NEW YORK (CNN/Money) -
Wondering what happened to Harry Potter?
Don't worry. The fifth book the is just around the corner, its author, J.K. Rowling, told the Wall Street Journal.
That's not only good news for fans of the mystical series, it also cheers a vast business infrastructure led by publishers Bloomsbury Publishing PLC in Great Britain and Scholastic Inc. (SCHL: Research, Estimates) in the United States, two publicly traded companies whose profit and stock prices have benefited from the bespectacled youth's popularity.
AOL Time Warner Inc.'s (AOL: Research, Estimates) Warner Bros. film unit, which is releasing its second Harry Potter movie in November and owns the rights to two other books and options on future titles, also stands to benefit, the Journal reported. AOL Time Warner is the parent company of Time magazine, CNN and CNNMoney.com.
Rowling told the Journal that the fifth book's delay is due to exhaustion from her last book, the distractions of fame, the length of the manuscript and changes in her personal life. Rowling, who remarried last December and has a nine-year-old daughter, said she is four months pregnant.
Although Rowling declined to give a specific date for when she will submit the manuscript, she didn't dismiss a suggestion that the story could be submitted within three to six months. "When will I hand it in? I don't want to say, but it won't be very long," she told the Journal.
Once submitted and thoroughly edited, a finished book could be produced in as little as two months, according to the paper.
Rowling's four previous Potter books have sold an estimated 175 million copies worldwide in hard and soft cover, and published in at least 43 languages. Many have speculated that the fifth book is late because the first four Potter books were published every summer since 1997.
But Rowling said she never set a publication date for the fifth one, and put down rumors that she has struggled with writer's block.
"I needed to step off the one-book-a-year treadmill," she told the Journal. "I knew people would say that she's lost it. But that's the price you pay for doing what you need to do -- do good work and maintain quality."
Likewise, her publishers have worked through legal difficulties surrounding the Potter series. Scholastic and Warner Bros. received a summary judgment earlier this week that Rowling hadn't copied any material from children's author Nancy Souffer.

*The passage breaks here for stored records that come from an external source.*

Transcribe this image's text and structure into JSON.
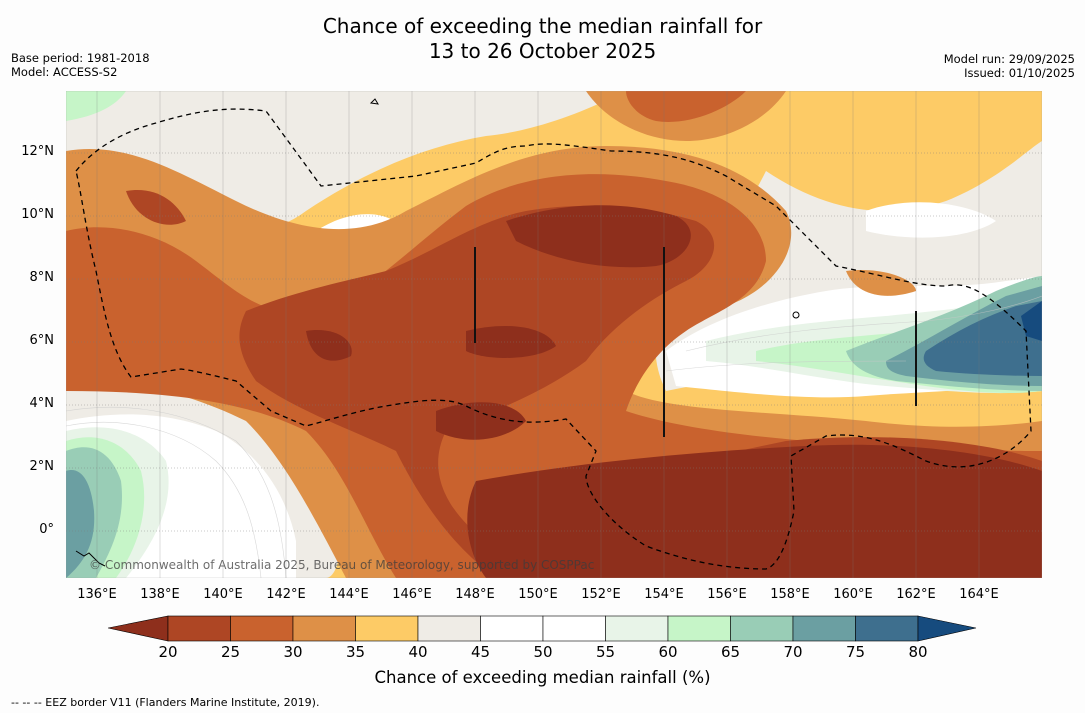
{
  "header": {
    "title_line1": "Chance of exceeding the median rainfall for",
    "title_line2": "13 to 26 October 2025",
    "base_period": "Base period: 1981-2018",
    "model": "Model: ACCESS-S2",
    "model_run": "Model run: 29/09/2025",
    "issued": "Issued: 01/10/2025"
  },
  "map": {
    "lat_labels": [
      "12°N",
      "10°N",
      "8°N",
      "6°N",
      "4°N",
      "2°N",
      "0°"
    ],
    "lon_labels": [
      "136°E",
      "138°E",
      "140°E",
      "142°E",
      "144°E",
      "146°E",
      "148°E",
      "150°E",
      "152°E",
      "154°E",
      "156°E",
      "158°E",
      "160°E",
      "162°E",
      "164°E"
    ],
    "copyright": "© Commonwealth of Australia 2025, Bureau of Meteorology, supported by COSPPac"
  },
  "colorbar": {
    "ticks": [
      "20",
      "25",
      "30",
      "35",
      "40",
      "45",
      "50",
      "55",
      "60",
      "65",
      "70",
      "75",
      "80"
    ],
    "colors": [
      "#8e2f1c",
      "#ae4624",
      "#c9622e",
      "#de9047",
      "#fdcb66",
      "#efece6",
      "#ffffff",
      "#ffffff",
      "#e8f4e8",
      "#c6f5c8",
      "#99cdb6",
      "#6b9fa2",
      "#3e6f8e",
      "#164b7e"
    ],
    "title": "Chance of exceeding median rainfall (%)"
  },
  "footer": {
    "eez_note": "--  --  -- EEZ border V11 (Flanders Marine Institute, 2019)."
  }
}
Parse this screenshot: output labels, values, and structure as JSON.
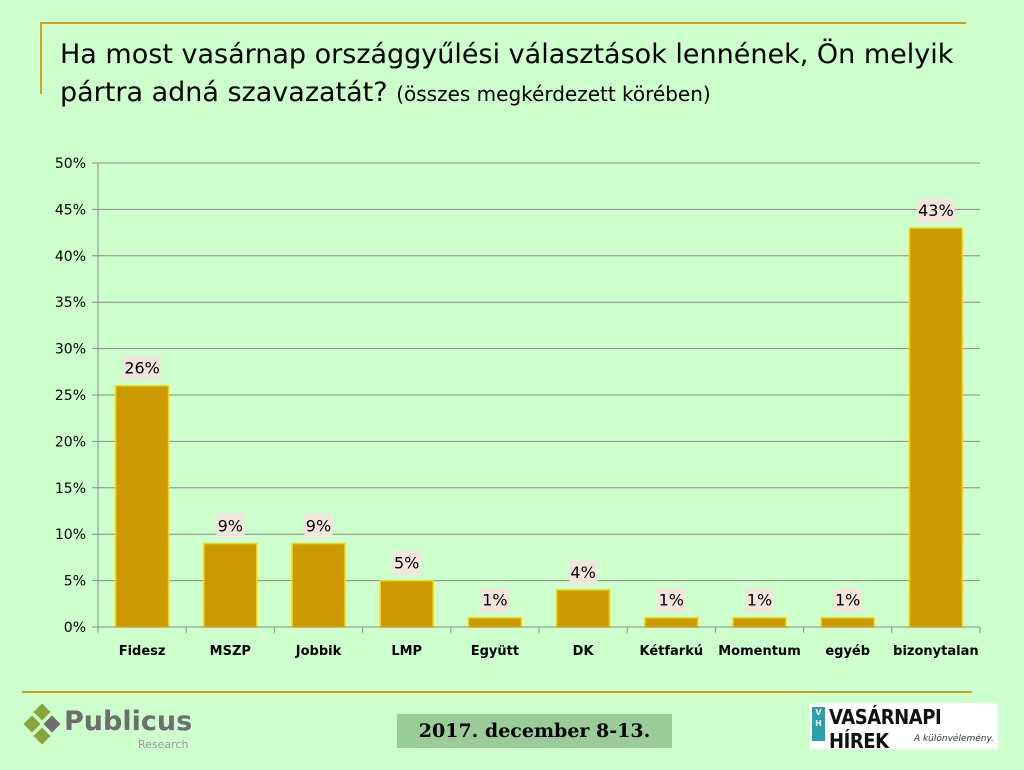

Her publishers also brush off speculation that they are disappointed not to have a new Harry Potter title to go into the second movie, "Harry Potter and the Chamber of Secrets," the Journal reported.
"We have the book that the movie is based on," Scholastic spokeswoman Judy Corman told the paper. The firm is publishing a mass-market version of it for $6.99 with a new cover aimed at older kids and adults.
Additionally, Scholastic plans to release a deluxe leatherbound edition of "Chamber" for $75, a boxed set of the first four hardcovers for $85 and a boxed paperback set for $31, all in time for the holidays.